One of my more amazing experiences with Dr. Koop centers on a walk we took from the White House to my office up Connecticut Avenue. In the length of about a mile, I don't know how many people stopped him and thanked him for his service. Just regular people on the street––many tourists.
One time I was at a Presidential forum on health care in New Hampshire (Dr. Koop was not there) when a guy in the back of the room stood up during the Q&A and said that the whole issue of health care reform only confused him and he didn't know whom to believe. He than asked why we couldn't just have somebody like C. Everett Koop study the issue and tell us what the answer was.
Dr. Koop was not a team player. For me, what made Dr. Koop special were his moral compass and his commitment to just telling people what he saw as the truth.
At a time when "spinning" the facts and being sure to say what your political party––or company, or special interest group––expects you to say is standard operating procedure, it amazes me that politicians and other leaders don't seem to understand why Dr. Koop was so respected.

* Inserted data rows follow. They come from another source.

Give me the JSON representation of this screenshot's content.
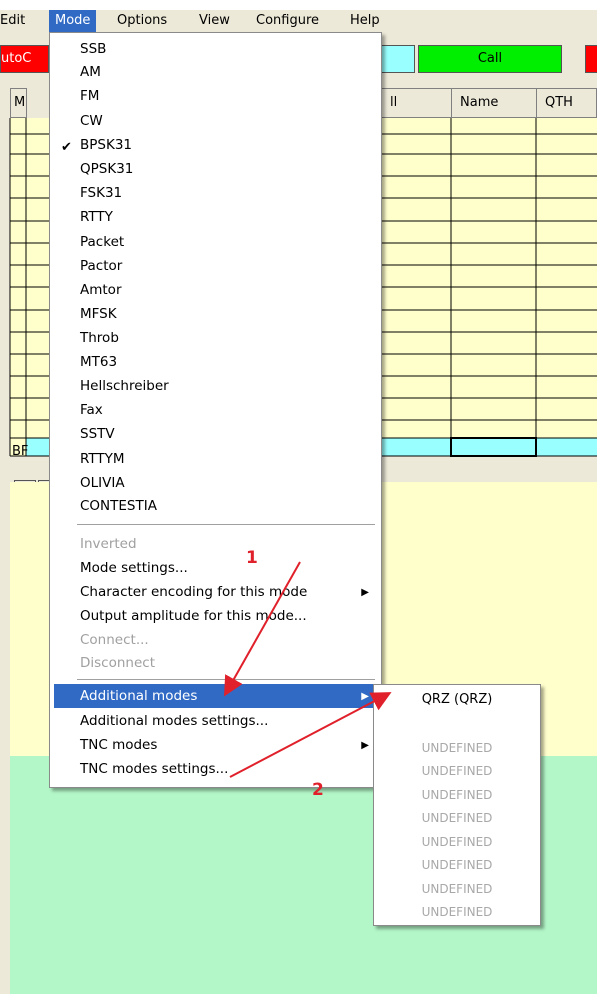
{
  "menubar": {
    "items": [
      "Edit",
      "Mode",
      "Options",
      "View",
      "Configure",
      "Help"
    ],
    "active": "Mode"
  },
  "toolbar": {
    "autocq_label": "utoC",
    "call_label": "Call"
  },
  "grid": {
    "headers": [
      "M",
      "ll",
      "Name",
      "QTH"
    ],
    "selected_row_mode": "BF"
  },
  "mode_menu": {
    "modes": [
      "SSB",
      "AM",
      "FM",
      "CW",
      "BPSK31",
      "QPSK31",
      "FSK31",
      "RTTY",
      "Packet",
      "Pactor",
      "Amtor",
      "MFSK",
      "Throb",
      "MT63",
      "Hellschreiber",
      "Fax",
      "SSTV",
      "RTTYM",
      "OLIVIA",
      "CONTESTIA"
    ],
    "checked": "BPSK31",
    "inverted": "Inverted",
    "mode_settings": "Mode settings...",
    "char_encoding": "Character encoding for this mode",
    "output_amplitude": "Output amplitude for this mode...",
    "connect": "Connect...",
    "disconnect": "Disconnect",
    "additional_modes": "Additional modes",
    "additional_modes_settings": "Additional modes settings...",
    "tnc_modes": "TNC modes",
    "tnc_modes_settings": "TNC modes settings..."
  },
  "submenu": {
    "items": [
      "QRZ (QRZ)",
      "UNDEFINED",
      "UNDEFINED",
      "UNDEFINED",
      "UNDEFINED",
      "UNDEFINED",
      "UNDEFINED",
      "UNDEFINED",
      "UNDEFINED"
    ]
  },
  "annotations": {
    "one": "1",
    "two": "2"
  },
  "colors": {
    "menu_highlight": "#316ac5",
    "annotation_red": "#e0202a",
    "grid_yellow": "#ffffcc",
    "grid_cyan": "#99ffff",
    "panel_green": "#b3f7c8",
    "call_green": "#00ee00",
    "btn_red": "#ff0000"
  }
}
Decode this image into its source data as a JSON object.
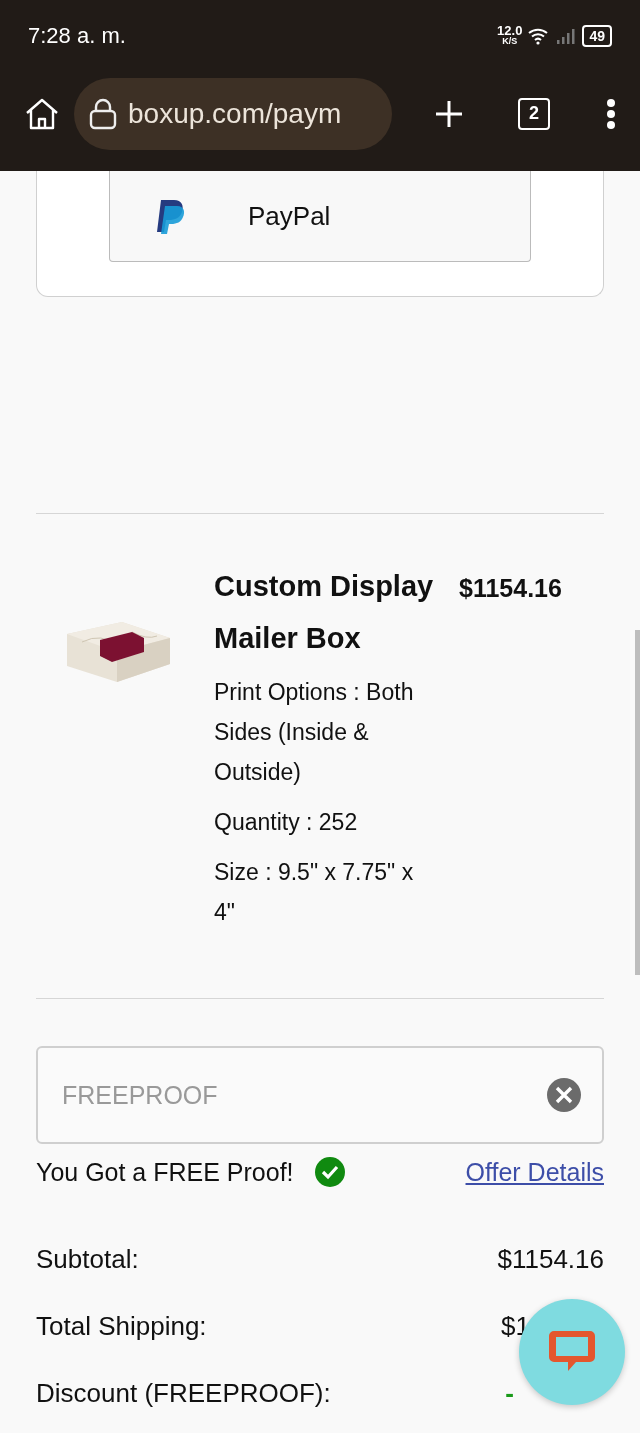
{
  "status_bar": {
    "time": "7:28 a. m.",
    "net_speed": "12.0",
    "net_unit": "K/S",
    "battery": "49"
  },
  "browser": {
    "url": "boxup.com/paym",
    "tab_count": "2"
  },
  "payment": {
    "method_label": "PayPal"
  },
  "product": {
    "name": "Custom Display Mailer Box",
    "price": "$1154.16",
    "details": [
      "Print Options : Both Sides (Inside & Outside)",
      "Quantity : 252",
      "Size : 9.5\" x 7.75\" x 4\""
    ]
  },
  "coupon": {
    "value": "FREEPROOF",
    "disabled": true,
    "applied": true,
    "message": "You Got a FREE Proof!",
    "link": "Offer Details"
  },
  "totals": [
    {
      "label": "Subtotal:",
      "value": "$1154.16",
      "kind": "plain"
    },
    {
      "label": "Total Shipping:",
      "value": "$1",
      "kind": "plain"
    },
    {
      "label": "Discount (FREEPROOF):",
      "value": "-",
      "kind": "discount"
    }
  ]
}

It never occurred to Dr. Koop that speaking truth could be offensive––or even politically risky. He never saw the need to spin it. He never saw the need to sugar coat anything––including the time he sent a letter to every household detailing how the AIDS virus was transmitted.
I tried to get up to Dartmouth at least once a year to sit with him. The last time, as I did in those last visits, I made sure to tell him why I so respected him.